My wife and I are in the same position as you. i.e. we now have our PR status and looking to move over to Ontario. We also have two daughters aged 3+ 5. 
We have been over on a 'recce' to see Hamilton, Dundas, and Burlington. Gearing towards Dundas or west 'mountain' Hamilton. Bur is really nice, but as others have said little more expensive. 


God luck in your decision and plans, keep us all updated


----------



## colchar (Oct 25, 2011)

scrappygal said:


> As far as schools, I have kids in the same age range and I've found that's less of an issue considering there's such a range of government provided schools. You can do:
> 
> Catholic school (one parent must be Catholic-baptised even works, if you aren't and the school needs space for someone, it's my understanding you may get outted, but could attend until that point) all of these require inexpensive basic uniform-navy blue & white dress clothes from JK on.



Old post but I am just noticing this now. The information provided is completely wrong. 

First, since full funding was extended to Catholic schools (it used to be that tuition fees had to be paid from grade 11 on but that changed in the late '80s when I was attending a Catholic high school) it is no longer necessary to have a Catholic parent. Hell, Muslims now attend Catholic schools. 

Second, uniforms only exist in high school. Grade school kids do not wear uniforms. And each school chooses it own uniform colours so no, navy blue is not required. The school I attended had burgundy as its colour (and still does to this day), not navy blue.


----------



## EVHB (Feb 11, 2008)

I remember that in 2010, the local catholic school board asked if we had a baptismal certificate.
Looked it up to see what is valid now, and my advise is: check with the catholic school board of the region you are going to live!

For Halton:


> Roman or Eastern Rite Catholic baptismal certificate. If the child has no Roman/Eastern Rite Catholic baptismal certificate, the child may be admitted if one parent can provide a Roman/Eastern Rite Catholic baptismal certificate.


Registration Information


----------



## colchar (Oct 25, 2011)

EVHB said:


> I remember that in 2010, the local catholic school board asked if we had a baptismal certificate.
> Looked it up to see what is valid now, and my advise is: check with the catholic school board of the region you are going to live!
> 
> For Halton:
> ...



While that may be their official stance, because of full funding the _Education Act_ prevents them from refusing a non-Catholic student.

This story was in the news recently:


http://www.thestar.com/news/canada/..._ontario_court_weighs_religion_exemption.html




> *While the act allows people of all faiths to attend Catholic schools provided they also take religion courses*, a proviso allows parents to request an exemption for their children from “any program or course of study in religious education” by writing to the board.


----------



## EVHB (Feb 11, 2008)

I wasn't aware of that, colchar.

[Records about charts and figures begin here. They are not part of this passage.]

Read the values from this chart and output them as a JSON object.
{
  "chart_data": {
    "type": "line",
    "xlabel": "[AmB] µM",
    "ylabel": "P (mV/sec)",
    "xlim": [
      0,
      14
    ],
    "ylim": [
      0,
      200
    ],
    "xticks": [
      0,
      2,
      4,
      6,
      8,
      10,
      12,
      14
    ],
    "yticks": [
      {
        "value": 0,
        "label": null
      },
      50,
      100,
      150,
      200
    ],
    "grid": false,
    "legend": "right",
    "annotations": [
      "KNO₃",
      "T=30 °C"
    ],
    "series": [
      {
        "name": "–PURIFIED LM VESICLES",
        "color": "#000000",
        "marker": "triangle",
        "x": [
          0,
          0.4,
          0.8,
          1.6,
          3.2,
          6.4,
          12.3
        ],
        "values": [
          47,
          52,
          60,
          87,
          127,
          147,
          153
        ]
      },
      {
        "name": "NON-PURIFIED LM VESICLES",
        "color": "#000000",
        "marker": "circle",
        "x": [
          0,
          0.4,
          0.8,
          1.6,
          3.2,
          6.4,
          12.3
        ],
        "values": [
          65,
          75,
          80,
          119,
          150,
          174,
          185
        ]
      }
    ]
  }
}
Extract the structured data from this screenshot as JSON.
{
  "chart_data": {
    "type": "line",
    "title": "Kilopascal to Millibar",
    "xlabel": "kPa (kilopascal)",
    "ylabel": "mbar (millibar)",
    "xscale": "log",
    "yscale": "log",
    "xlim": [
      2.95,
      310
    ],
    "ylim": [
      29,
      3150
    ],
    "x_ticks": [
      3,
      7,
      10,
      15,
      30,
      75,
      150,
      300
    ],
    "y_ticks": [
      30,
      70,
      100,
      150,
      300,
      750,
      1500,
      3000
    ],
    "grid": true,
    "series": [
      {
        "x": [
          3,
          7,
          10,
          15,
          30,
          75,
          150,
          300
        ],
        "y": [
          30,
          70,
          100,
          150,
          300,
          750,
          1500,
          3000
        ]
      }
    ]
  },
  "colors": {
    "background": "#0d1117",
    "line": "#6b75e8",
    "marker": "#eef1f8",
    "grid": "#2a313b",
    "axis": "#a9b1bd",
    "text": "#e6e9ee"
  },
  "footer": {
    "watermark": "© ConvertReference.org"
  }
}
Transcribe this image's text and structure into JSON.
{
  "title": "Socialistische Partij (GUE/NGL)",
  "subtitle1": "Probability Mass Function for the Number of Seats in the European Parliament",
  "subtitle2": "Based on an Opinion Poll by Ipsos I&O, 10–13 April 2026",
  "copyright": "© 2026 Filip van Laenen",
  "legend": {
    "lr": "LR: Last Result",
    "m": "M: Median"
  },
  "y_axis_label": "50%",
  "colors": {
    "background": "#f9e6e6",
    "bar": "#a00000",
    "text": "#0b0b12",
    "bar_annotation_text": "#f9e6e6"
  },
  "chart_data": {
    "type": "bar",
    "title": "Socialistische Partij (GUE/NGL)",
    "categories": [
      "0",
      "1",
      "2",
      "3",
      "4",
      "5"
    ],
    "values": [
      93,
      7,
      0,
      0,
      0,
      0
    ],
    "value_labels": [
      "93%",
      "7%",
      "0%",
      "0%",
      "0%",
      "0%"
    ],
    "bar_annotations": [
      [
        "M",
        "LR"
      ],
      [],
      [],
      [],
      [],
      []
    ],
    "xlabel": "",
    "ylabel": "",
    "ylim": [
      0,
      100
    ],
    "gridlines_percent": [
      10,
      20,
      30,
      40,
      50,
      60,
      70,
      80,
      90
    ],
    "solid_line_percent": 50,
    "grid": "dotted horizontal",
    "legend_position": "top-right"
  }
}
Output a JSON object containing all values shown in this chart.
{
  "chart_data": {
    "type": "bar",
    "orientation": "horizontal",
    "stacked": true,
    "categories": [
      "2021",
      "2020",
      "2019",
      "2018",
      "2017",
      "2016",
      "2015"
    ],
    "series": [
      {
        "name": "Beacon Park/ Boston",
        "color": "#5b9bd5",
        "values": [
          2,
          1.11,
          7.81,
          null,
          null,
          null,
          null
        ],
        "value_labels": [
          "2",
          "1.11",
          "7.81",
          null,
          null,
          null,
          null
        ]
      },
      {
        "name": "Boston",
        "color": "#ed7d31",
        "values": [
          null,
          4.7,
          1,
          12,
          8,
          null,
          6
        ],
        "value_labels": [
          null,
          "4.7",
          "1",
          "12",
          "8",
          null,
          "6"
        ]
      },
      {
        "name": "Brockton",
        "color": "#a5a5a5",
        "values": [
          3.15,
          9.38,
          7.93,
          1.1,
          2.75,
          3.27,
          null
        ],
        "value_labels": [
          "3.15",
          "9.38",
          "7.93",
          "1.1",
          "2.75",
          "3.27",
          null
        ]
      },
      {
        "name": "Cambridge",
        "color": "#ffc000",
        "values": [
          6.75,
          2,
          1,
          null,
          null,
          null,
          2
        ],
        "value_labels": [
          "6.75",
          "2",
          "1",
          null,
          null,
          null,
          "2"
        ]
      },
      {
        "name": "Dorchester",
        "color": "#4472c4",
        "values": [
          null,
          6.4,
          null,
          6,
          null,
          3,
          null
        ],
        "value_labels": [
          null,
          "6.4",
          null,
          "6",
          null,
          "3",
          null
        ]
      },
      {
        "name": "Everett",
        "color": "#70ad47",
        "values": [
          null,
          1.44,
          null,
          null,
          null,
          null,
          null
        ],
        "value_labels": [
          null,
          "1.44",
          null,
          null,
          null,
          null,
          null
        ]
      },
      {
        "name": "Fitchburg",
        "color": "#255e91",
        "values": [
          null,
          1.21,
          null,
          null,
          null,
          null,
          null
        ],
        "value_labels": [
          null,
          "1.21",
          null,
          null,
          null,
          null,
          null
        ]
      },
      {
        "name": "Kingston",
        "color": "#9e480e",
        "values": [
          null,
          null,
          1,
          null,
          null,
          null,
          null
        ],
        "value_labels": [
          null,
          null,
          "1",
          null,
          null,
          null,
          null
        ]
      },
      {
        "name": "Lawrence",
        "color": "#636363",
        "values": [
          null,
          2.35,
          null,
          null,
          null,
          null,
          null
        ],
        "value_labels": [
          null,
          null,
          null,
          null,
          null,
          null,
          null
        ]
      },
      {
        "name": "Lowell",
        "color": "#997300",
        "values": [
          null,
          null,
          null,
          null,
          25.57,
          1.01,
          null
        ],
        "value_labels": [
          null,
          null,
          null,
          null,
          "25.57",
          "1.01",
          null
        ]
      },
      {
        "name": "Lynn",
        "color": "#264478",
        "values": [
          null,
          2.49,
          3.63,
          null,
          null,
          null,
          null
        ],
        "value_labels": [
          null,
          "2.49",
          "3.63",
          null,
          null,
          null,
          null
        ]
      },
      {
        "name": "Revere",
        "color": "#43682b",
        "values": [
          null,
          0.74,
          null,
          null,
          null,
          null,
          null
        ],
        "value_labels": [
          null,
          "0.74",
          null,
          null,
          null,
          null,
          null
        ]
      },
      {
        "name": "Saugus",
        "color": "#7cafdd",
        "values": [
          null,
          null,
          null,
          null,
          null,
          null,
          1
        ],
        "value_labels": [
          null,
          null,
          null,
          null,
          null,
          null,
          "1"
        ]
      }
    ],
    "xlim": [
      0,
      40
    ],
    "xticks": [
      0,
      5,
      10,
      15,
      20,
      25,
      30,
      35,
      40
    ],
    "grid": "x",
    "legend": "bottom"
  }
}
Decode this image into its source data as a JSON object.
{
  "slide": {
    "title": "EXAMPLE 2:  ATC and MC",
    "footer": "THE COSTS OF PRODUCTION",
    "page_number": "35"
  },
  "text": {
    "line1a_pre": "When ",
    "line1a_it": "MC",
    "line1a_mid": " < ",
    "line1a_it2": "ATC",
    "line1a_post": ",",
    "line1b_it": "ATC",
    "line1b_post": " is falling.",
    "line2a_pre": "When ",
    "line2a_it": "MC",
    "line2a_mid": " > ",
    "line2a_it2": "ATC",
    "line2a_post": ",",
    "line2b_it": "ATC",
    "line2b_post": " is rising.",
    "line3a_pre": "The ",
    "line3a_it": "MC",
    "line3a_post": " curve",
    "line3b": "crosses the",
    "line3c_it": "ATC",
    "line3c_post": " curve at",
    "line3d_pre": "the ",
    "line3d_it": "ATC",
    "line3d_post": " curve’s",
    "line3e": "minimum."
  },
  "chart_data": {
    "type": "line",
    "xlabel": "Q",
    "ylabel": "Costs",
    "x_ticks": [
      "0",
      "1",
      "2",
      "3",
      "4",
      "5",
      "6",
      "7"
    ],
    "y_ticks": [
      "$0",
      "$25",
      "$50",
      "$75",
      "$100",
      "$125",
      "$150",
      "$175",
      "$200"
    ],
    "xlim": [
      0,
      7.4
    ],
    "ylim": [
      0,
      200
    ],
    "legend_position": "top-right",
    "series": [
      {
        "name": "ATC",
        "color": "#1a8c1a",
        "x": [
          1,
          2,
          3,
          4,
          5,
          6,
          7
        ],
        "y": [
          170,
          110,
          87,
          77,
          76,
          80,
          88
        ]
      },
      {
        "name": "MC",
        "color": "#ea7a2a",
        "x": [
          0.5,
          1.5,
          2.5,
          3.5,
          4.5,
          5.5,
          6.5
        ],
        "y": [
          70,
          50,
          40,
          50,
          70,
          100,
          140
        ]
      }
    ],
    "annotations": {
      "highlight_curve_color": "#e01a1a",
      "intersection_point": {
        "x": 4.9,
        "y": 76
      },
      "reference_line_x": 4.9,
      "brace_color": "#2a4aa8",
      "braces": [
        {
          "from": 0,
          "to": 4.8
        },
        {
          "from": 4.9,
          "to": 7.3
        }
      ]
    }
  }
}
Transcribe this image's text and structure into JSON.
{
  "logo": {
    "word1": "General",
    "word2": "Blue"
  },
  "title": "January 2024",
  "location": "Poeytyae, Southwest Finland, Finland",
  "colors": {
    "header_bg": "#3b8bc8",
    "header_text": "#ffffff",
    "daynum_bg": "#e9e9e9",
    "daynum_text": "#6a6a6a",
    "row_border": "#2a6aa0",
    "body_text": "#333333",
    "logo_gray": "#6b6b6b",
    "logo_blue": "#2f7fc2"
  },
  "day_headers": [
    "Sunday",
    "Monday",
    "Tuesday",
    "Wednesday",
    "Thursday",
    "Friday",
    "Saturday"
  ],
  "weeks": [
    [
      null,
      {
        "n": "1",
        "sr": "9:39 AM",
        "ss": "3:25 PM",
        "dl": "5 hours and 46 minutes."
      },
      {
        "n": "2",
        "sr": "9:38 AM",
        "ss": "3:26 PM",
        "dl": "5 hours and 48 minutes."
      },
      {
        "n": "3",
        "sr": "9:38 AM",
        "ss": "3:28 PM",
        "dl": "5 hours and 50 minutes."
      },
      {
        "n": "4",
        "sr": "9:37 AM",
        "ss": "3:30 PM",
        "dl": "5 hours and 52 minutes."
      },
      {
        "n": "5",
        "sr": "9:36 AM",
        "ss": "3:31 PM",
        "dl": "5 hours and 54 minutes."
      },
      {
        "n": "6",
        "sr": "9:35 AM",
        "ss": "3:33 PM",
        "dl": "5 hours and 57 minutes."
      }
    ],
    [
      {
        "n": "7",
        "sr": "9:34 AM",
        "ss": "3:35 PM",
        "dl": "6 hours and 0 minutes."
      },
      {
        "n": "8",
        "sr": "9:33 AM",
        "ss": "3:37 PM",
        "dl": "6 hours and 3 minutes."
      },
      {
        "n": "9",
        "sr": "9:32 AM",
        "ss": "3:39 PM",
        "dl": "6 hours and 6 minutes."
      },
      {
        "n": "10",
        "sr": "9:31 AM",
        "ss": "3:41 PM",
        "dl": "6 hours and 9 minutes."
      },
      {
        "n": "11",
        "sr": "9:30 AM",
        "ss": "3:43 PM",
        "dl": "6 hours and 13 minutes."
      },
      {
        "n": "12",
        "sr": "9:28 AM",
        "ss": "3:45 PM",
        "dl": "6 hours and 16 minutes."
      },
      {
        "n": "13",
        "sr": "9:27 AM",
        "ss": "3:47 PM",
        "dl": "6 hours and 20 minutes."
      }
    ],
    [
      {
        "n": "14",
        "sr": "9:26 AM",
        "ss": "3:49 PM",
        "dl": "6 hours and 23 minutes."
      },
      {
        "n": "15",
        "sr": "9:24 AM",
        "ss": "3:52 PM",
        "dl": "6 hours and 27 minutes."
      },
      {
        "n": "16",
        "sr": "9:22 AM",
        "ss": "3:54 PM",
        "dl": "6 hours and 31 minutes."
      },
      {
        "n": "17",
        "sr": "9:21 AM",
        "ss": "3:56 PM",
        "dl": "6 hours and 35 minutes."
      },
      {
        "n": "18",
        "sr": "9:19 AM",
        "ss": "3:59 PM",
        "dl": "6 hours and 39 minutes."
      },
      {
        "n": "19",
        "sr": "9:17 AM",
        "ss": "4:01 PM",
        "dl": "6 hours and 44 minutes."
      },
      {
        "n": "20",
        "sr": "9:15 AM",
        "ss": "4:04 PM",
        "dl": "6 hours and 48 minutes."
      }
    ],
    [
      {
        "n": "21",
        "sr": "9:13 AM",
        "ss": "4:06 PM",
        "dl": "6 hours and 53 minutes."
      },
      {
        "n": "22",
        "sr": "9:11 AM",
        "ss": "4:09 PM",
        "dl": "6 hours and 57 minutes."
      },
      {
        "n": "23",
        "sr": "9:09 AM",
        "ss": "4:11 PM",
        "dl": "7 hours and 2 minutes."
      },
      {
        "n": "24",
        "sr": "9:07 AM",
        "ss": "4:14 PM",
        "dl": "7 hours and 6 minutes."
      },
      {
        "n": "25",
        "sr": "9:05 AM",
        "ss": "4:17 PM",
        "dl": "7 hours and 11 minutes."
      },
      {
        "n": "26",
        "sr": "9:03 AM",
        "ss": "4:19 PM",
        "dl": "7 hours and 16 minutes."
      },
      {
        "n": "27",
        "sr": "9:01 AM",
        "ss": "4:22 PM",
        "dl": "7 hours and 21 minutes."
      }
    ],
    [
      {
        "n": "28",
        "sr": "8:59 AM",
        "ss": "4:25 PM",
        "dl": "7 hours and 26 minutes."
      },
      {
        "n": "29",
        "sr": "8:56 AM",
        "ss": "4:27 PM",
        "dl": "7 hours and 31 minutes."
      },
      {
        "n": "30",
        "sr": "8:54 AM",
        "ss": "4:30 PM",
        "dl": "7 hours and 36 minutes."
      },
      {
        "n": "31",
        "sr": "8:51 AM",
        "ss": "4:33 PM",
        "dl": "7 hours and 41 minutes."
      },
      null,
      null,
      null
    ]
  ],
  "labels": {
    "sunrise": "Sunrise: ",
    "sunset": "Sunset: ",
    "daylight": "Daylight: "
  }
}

Thank you for the information.


----------



## Habbey (Oct 11, 2016)

*Hi,*

Hello,
I like the way you hit the nail on the head advising the Hamilton by taking a step at a time with first priority.I am interested in getting a Job in Quebec or Hamilton.I am a Laboratory Analyst by profession with B.sc degree in Chemistry living in Germany and from Nigeria.I will appreciate if you can render any advice on how to go about it.

Thanks,
Johnson.


----------



## colchar (Oct 25, 2011)

Habbey said:


> Hello,
> I like the way you hit the nail on the head advising the Hamilton by taking a step at a time with first priority.I am interested in getting a Job in Quebec or Hamilton.I am a Laboratory Analyst by profession with B.sc degree in Chemistry living in Germany and from Nigeria.I will appreciate if you can render any advice on how to go about it.
> 
> Thanks,
> Johnson.



Why do you keep adding this on to other threads? Why not start one of your own?


----------